The declines were also triggered by a price war between Saudi Arabia and Russia that sent oil prices crashing to 18-year lows, spooking investors into a sell-off.

The sharp decline led Standard & Poor’s ratings agency to cut its projections on average oil prices this year by half to $30 a barrel.

This means the six Gulf states — Bahrain, Oman, Kuwait, Qatar, Saudi Arabia and the UAE — will lose at least $100 billion in oil revenues this year.

Ratings company Moody’s estimated that Kuwait’s oil income would decline by 10 percent of gross domestic product (GDP), while the drop in other states will be between four and eight percent of GDP.

Capital Economics projected Middle East and North Africa growth this year to contract by 1.7 percent, the worst since early 1980s.

 

Dubai Financial Market led the slide in the first quarter, shedding a massive 36 percent since the start of the year, followed by its UAE partner Abu Dhabi Stock Exchange which dipped 26.4 percent.

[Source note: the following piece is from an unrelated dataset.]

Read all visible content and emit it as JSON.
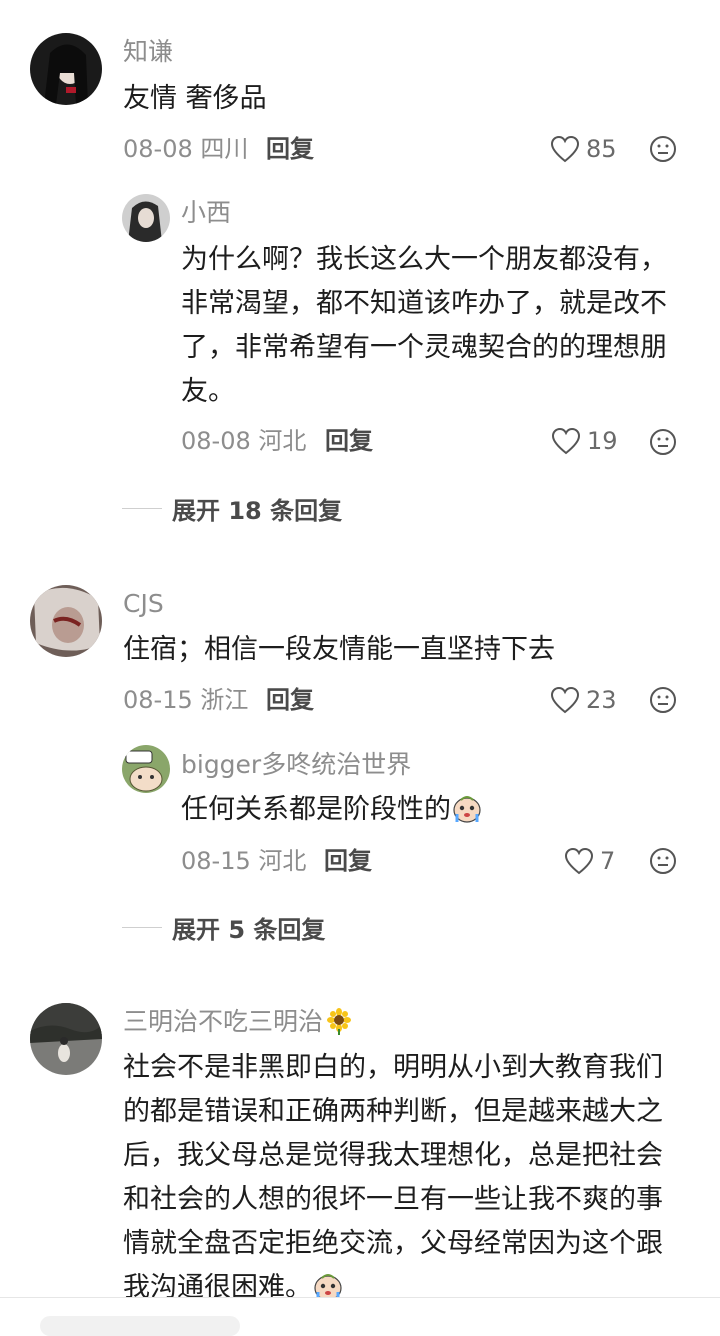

In March, the two bourses posted their worst monthly performance in a decade, according to CNBC Arabiya channel.

The UAE’s largest real estate firm Emaar Properties dived a massive 45 percent in the first quarter.

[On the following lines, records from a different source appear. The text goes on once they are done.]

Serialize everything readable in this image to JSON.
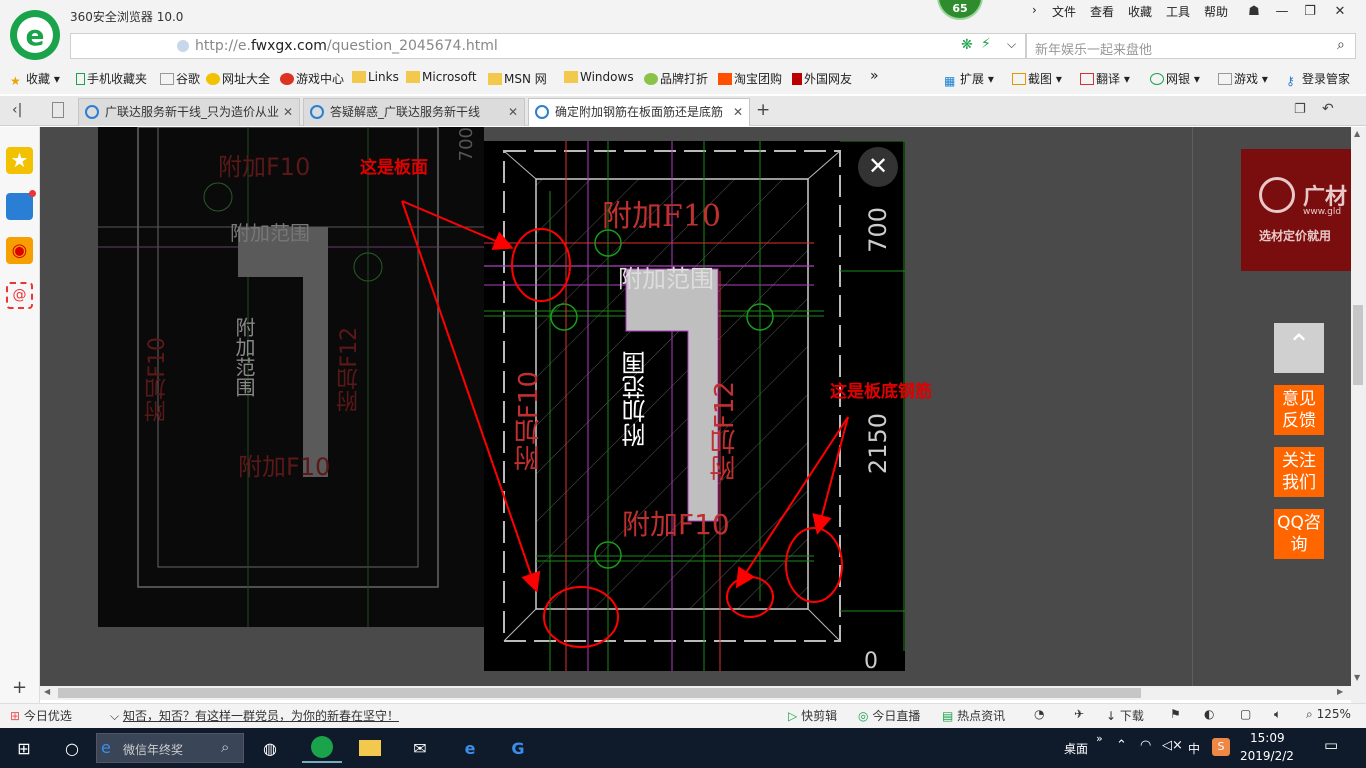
{
  "app": {
    "title": "360安全浏览器 10.0",
    "badge": "65"
  },
  "menu": [
    "文件",
    "查看",
    "收藏",
    "工具",
    "帮助"
  ],
  "address": {
    "prefix": "http://e.",
    "domain": "fwxgx.com",
    "path": "/question_2045674.html"
  },
  "search": {
    "placeholder": "新年娱乐一起来盘他"
  },
  "bookmarks": [
    "收藏",
    "手机收藏夹",
    "谷歌",
    "网址大全",
    "游戏中心",
    "Links",
    "Microsoft",
    "MSN 网",
    "Windows",
    "品牌打折",
    "淘宝团购",
    "外国网友"
  ],
  "right_tools": [
    "扩展",
    "截图",
    "翻译",
    "网银",
    "游戏",
    "登录管家"
  ],
  "tabs": [
    {
      "label": "广联达服务新干线_只为造价从业"
    },
    {
      "label": "答疑解惑_广联达服务新干线"
    },
    {
      "label": "确定附加钢筋在板面筋还是底筋"
    }
  ],
  "drawing": {
    "note1": "这是板面",
    "note2": "这是板底钢筋",
    "cad_labels": {
      "f10_top": "附加F10",
      "range1": "附加范围",
      "range2": "附加范围",
      "f10_left": "附加F10",
      "f12_right": "附加F12",
      "f10_bottom": "附加F10",
      "dim700": "700",
      "dim2150": "2150",
      "dim_bottom": "0"
    },
    "bg_labels": {
      "f10": "附加F10",
      "range1": "附加范围",
      "range2": "附加范围",
      "f10b": "附加F10",
      "f12": "附加F12",
      "f10c": "附加F10",
      "dim": "700"
    }
  },
  "ad": {
    "brand": "广材",
    "url": "www.gld",
    "slogan": "选材定价就用"
  },
  "float_buttons": {
    "feedback": "意见反馈",
    "follow": "关注我们",
    "qq": "QQ咨询"
  },
  "status": {
    "today": "今日优选",
    "news": "知否，知否？有这样一群党员，为你的新春在坚守！",
    "items": [
      "快剪辑",
      "今日直播",
      "热点资讯",
      "下载"
    ],
    "zoom": "125%"
  },
  "taskbar": {
    "search_placeholder": "微信年终奖",
    "desktop": "桌面",
    "ime": "中",
    "time": "15:09",
    "date": "2019/2/2"
  },
  "colors": {
    "accent": "#ff6600",
    "brand_green": "#1aa34a",
    "note_red": "#e00000"
  }
}
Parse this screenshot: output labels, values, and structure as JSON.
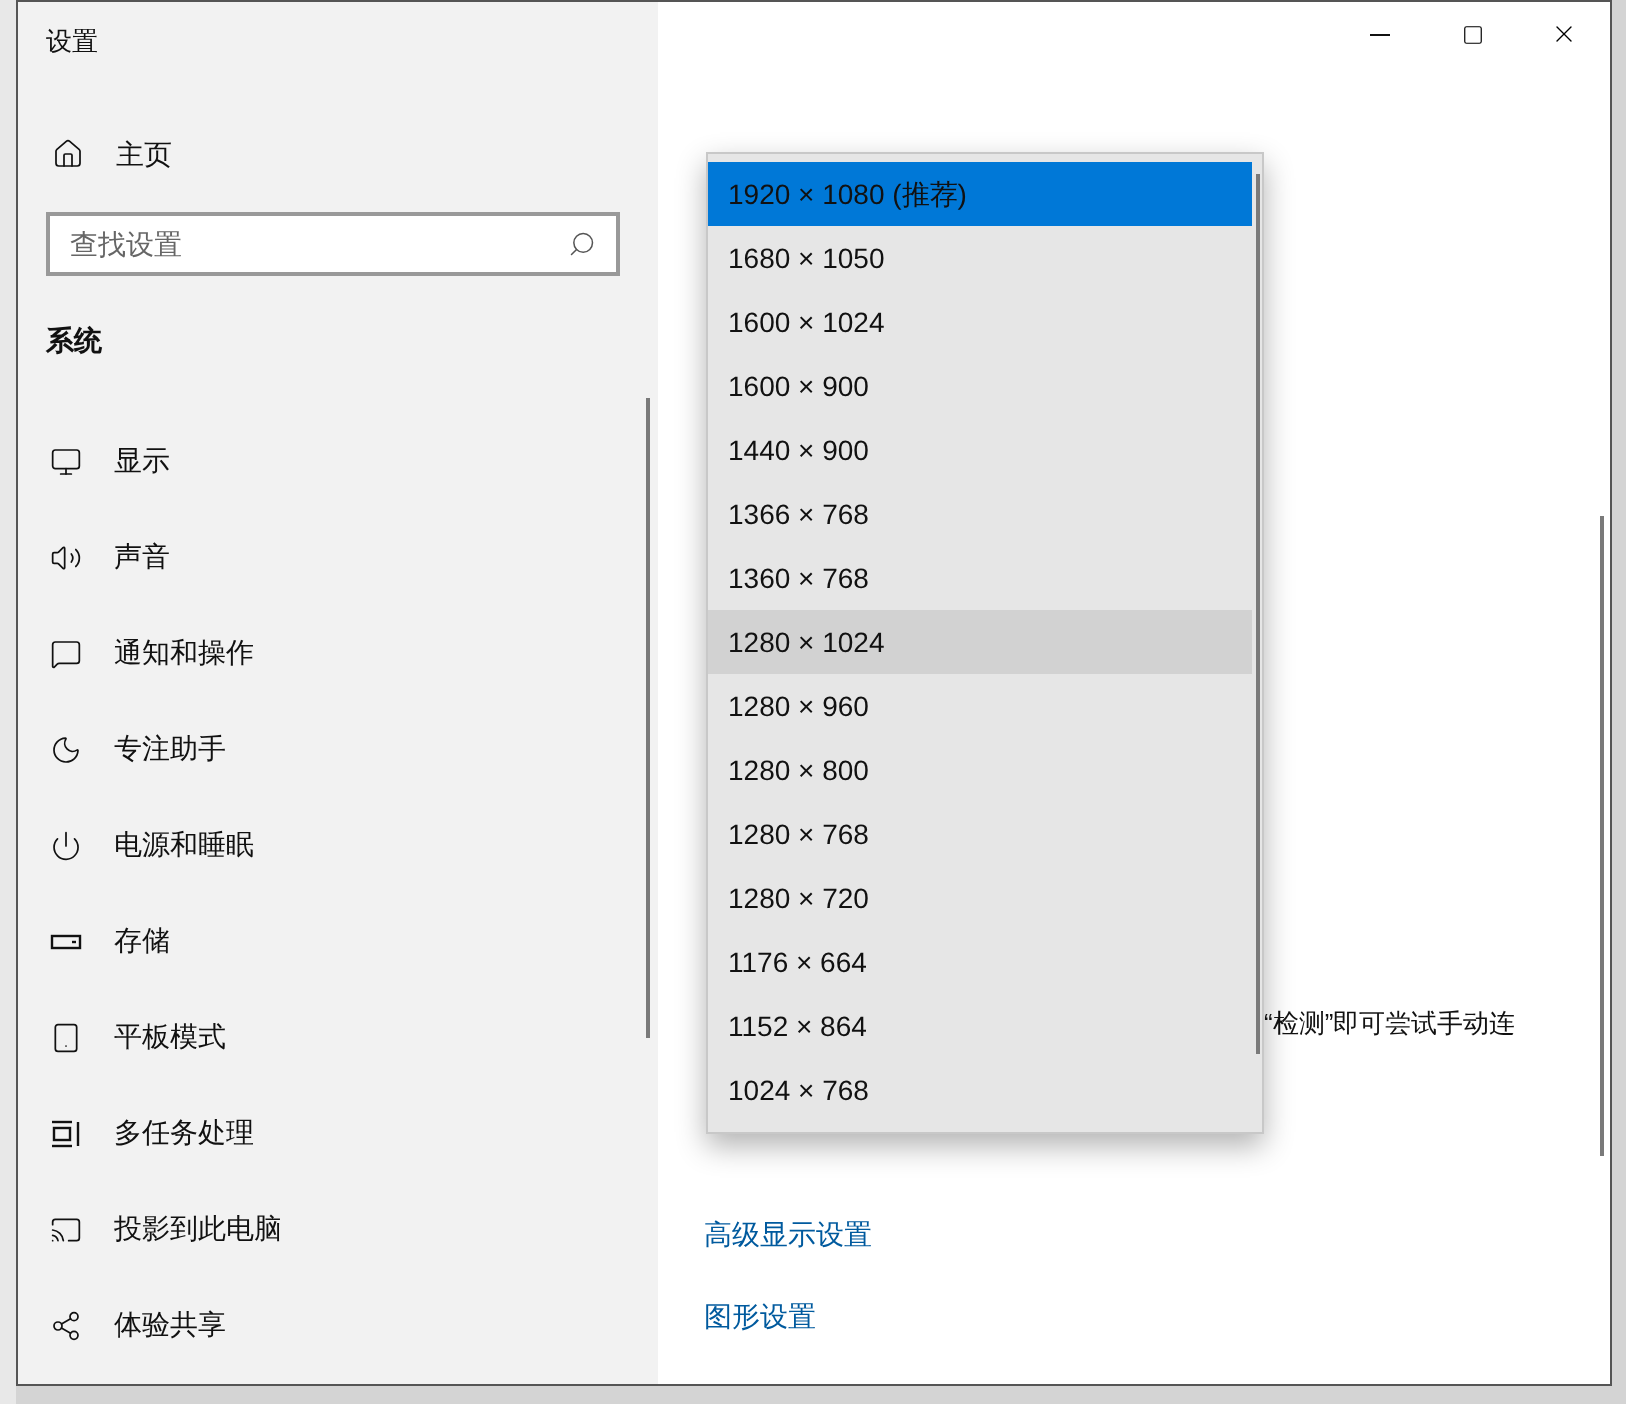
{
  "window": {
    "title": "设置"
  },
  "sidebar": {
    "home": "主页",
    "search": {
      "placeholder": "查找设置"
    },
    "section": "系统",
    "items": [
      {
        "label": "显示"
      },
      {
        "label": "声音"
      },
      {
        "label": "通知和操作"
      },
      {
        "label": "专注助手"
      },
      {
        "label": "电源和睡眠"
      },
      {
        "label": "存储"
      },
      {
        "label": "平板模式"
      },
      {
        "label": "多任务处理"
      },
      {
        "label": "投影到此电脑"
      },
      {
        "label": "体验共享"
      }
    ]
  },
  "main": {
    "partial_text": "“检测”即可尝试手动连",
    "links": [
      "高级显示设置",
      "图形设置"
    ]
  },
  "resolution_dropdown": {
    "options": [
      {
        "label": "1920 × 1080 (推荐)",
        "selected": true,
        "hovered": false
      },
      {
        "label": "1680 × 1050",
        "selected": false,
        "hovered": false
      },
      {
        "label": "1600 × 1024",
        "selected": false,
        "hovered": false
      },
      {
        "label": "1600 × 900",
        "selected": false,
        "hovered": false
      },
      {
        "label": "1440 × 900",
        "selected": false,
        "hovered": false
      },
      {
        "label": "1366 × 768",
        "selected": false,
        "hovered": false
      },
      {
        "label": "1360 × 768",
        "selected": false,
        "hovered": false
      },
      {
        "label": "1280 × 1024",
        "selected": false,
        "hovered": true
      },
      {
        "label": "1280 × 960",
        "selected": false,
        "hovered": false
      },
      {
        "label": "1280 × 800",
        "selected": false,
        "hovered": false
      },
      {
        "label": "1280 × 768",
        "selected": false,
        "hovered": false
      },
      {
        "label": "1280 × 720",
        "selected": false,
        "hovered": false
      },
      {
        "label": "1176 × 664",
        "selected": false,
        "hovered": false
      },
      {
        "label": "1152 × 864",
        "selected": false,
        "hovered": false
      },
      {
        "label": "1024 × 768",
        "selected": false,
        "hovered": false
      }
    ]
  }
}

The Saudi Tadawul market, the largest in the Arab world, plunged 22.5 percent to close the quarter at levels last seen in November 2016.

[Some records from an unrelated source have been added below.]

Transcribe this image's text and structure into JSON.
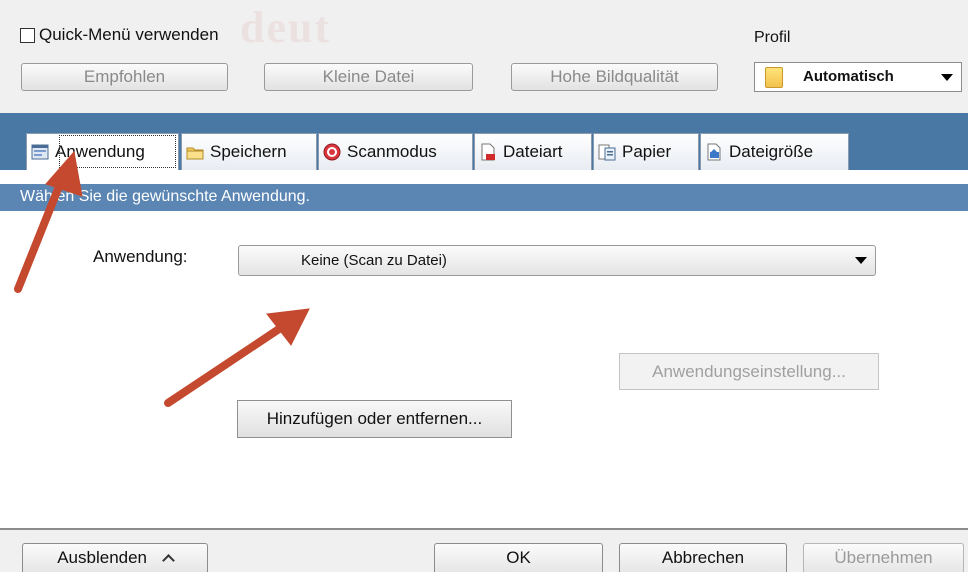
{
  "top": {
    "watermark": "deut",
    "quick_menu_label": "Quick-Menü verwenden",
    "quick_menu_checked": false,
    "profile_label": "Profil",
    "presets": [
      "Empfohlen",
      "Kleine Datei",
      "Hohe Bildqualität"
    ],
    "profile_value": "Automatisch"
  },
  "tabs": [
    {
      "label": "Anwendung",
      "icon": "application-icon",
      "active": true
    },
    {
      "label": "Speichern",
      "icon": "save-folder-icon",
      "active": false
    },
    {
      "label": "Scanmodus",
      "icon": "scan-mode-icon",
      "active": false
    },
    {
      "label": "Dateiart",
      "icon": "file-type-icon",
      "active": false
    },
    {
      "label": "Papier",
      "icon": "paper-icon",
      "active": false
    },
    {
      "label": "Dateigröße",
      "icon": "file-size-icon",
      "active": false
    }
  ],
  "content": {
    "instruction": "Wählen Sie die gewünschte Anwendung.",
    "app_label": "Anwendung:",
    "app_value": "Keine (Scan zu Datei)",
    "app_settings_button": "Anwendungseinstellung...",
    "add_remove_button": "Hinzufügen oder entfernen..."
  },
  "bottom": {
    "hide_button": "Ausblenden",
    "ok_button": "OK",
    "cancel_button": "Abbrechen",
    "apply_button": "Übernehmen"
  },
  "colors": {
    "tab_bar": "#4a78a4",
    "instruction_bar": "#5b86b3",
    "annotation_arrow": "#c4492e"
  }
}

Saudi Aramco, the world’s biggest listed firm, gave up 15.3 percent since January to end 30.15 riyals ($8) a share, below its listing price of 32 riyals.

The energy giant was listed on the domestic bourse in December following the world’s largest initial public offering, which generated $29.4 billion.

Kuwait’s Premier Index dipped 24.1 percent and Qatar’s index dropped 21.3 percent. The tiny bourses of Bahrain and Oman dropped 16.1 percent and 13.4 percent.